Felicità incontestabile

Nutriva la più ferma fiducia di soverchiare la malinconia e il tedio infondati a cui soggiaceva trovando – o fingendo di trovare – in sè una modica dose di allegrezza. La credulità, questo acme della convinzione, lo aveva lasciato in uno stato di quiete incandescente. Ogniqualvolta partecipava a qualche celia o scherzo di bassa lega, non mancava mai di dirsi: “Ora non sono depresso, ora non sono annoiato.” Definiva il procedimento: “dimenticarsi dei guai.”
La maggioranza degli uomini oscilla perpetuamente nel dubbio se è o non è felice, se è o non è allegra.
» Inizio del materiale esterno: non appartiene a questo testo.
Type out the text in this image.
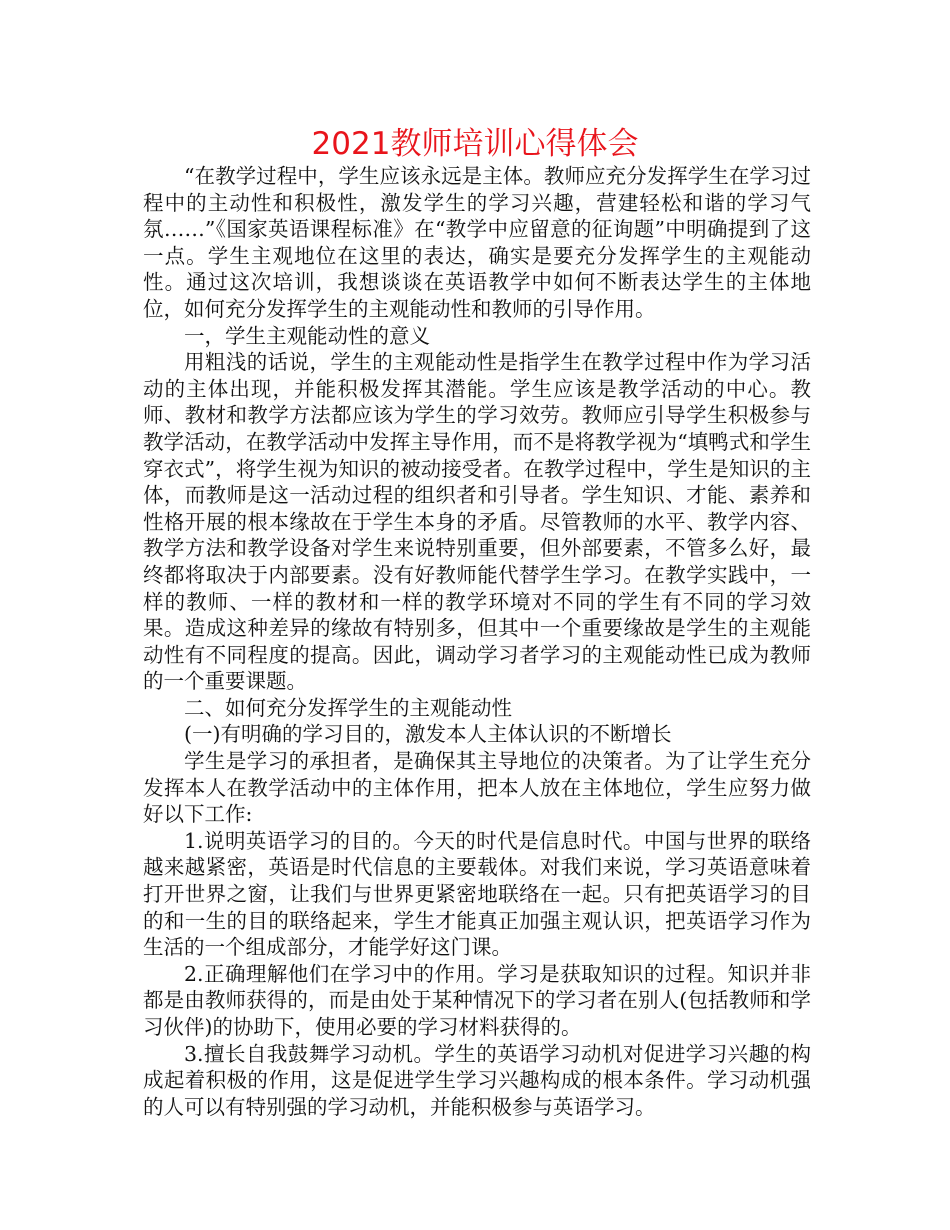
2021教师培训心得体会

“在教学过程中，学生应该永远是主体。教师应充分发挥学生在学习过程中的主动性和积极性，激发学生的学习兴趣，营建轻松和谐的学习气氛……”《国家英语课程标准》在“教学中应留意的征询题”中明确提到了这一点。学生主观地位在这里的表达，确实是要充分发挥学生的主观能动性。通过这次培训，我想谈谈在英语教学中如何不断表达学生的主体地位，如何充分发挥学生的主观能动性和教师的引导作用。

一，学生主观能动性的意义

用粗浅的话说，学生的主观能动性是指学生在教学过程中作为学习活动的主体出现，并能积极发挥其潜能。学生应该是教学活动的中心。教师、教材和教学方法都应该为学生的学习效劳。教师应引导学生积极参与教学活动，在教学活动中发挥主导作用，而不是将教学视为“填鸭式和学生穿衣式”，将学生视为知识的被动接受者。在教学过程中，学生是知识的主体，而教师是这一活动过程的组织者和引导者。学生知识、才能、素养和性格开展的根本缘故在于学生本身的矛盾。尽管教师的水平、教学内容、教学方法和教学设备对学生来说特别重要，但外部要素，不管多么好，最终都将取决于内部要素。没有好教师能代替学生学习。在教学实践中，一样的教师、一样的教材和一样的教学环境对不同的学生有不同的学习效果。造成这种差异的缘故有特别多，但其中一个重要缘故是学生的主观能动性有不同程度的提高。因此，调动学习者学习的主观能动性已成为教师的一个重要课题。

二、如何充分发挥学生的主观能动性

(一)有明确的学习目的，激发本人主体认识的不断增长

学生是学习的承担者，是确保其主导地位的决策者。为了让学生充分发挥本人在教学活动中的主体作用，把本人放在主体地位，学生应努力做好以下工作:

1.说明英语学习的目的。今天的时代是信息时代。中国与世界的联络越来越紧密，英语是时代信息的主要载体。对我们来说，学习英语意味着打开世界之窗，让我们与世界更紧密地联络在一起。只有把英语学习的目的和一生的目的联络起来，学生才能真正加强主观认识，把英语学习作为生活的一个组成部分，才能学好这门课。

2.正确理解他们在学习中的作用。学习是获取知识的过程。知识并非都是由教师获得的，而是由处于某种情况下的学习者在别人(包括教师和学习伙伴)的协助下，使用必要的学习材料获得的。

3.擅长自我鼓舞学习动机。学生的英语学习动机对促进学习兴趣的构成起着积极的作用，这是促进学生学习兴趣构成的根本条件。学习动机强的人可以有特别强的学习动机，并能积极参与英语学习。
Questa è la condizione normale della felicità, giacchè il dubbio è una cosa naturalissima.
Solo Ryotaro dichiara: “Io sono felice,” e si persuade di esserlo davvero.
Ecco perchè il prossimo è portato a credere nella cosiddetta “felicità incontestabile” di lui. E alla fine una cosa gracile ma reale viene rinchiusa in una macchina potente di falsità. La macchina prende a funzionare a tutta forza. E il prossimo non si accorge neppure che Ryotaro è un ammasso di “autoimpostura”.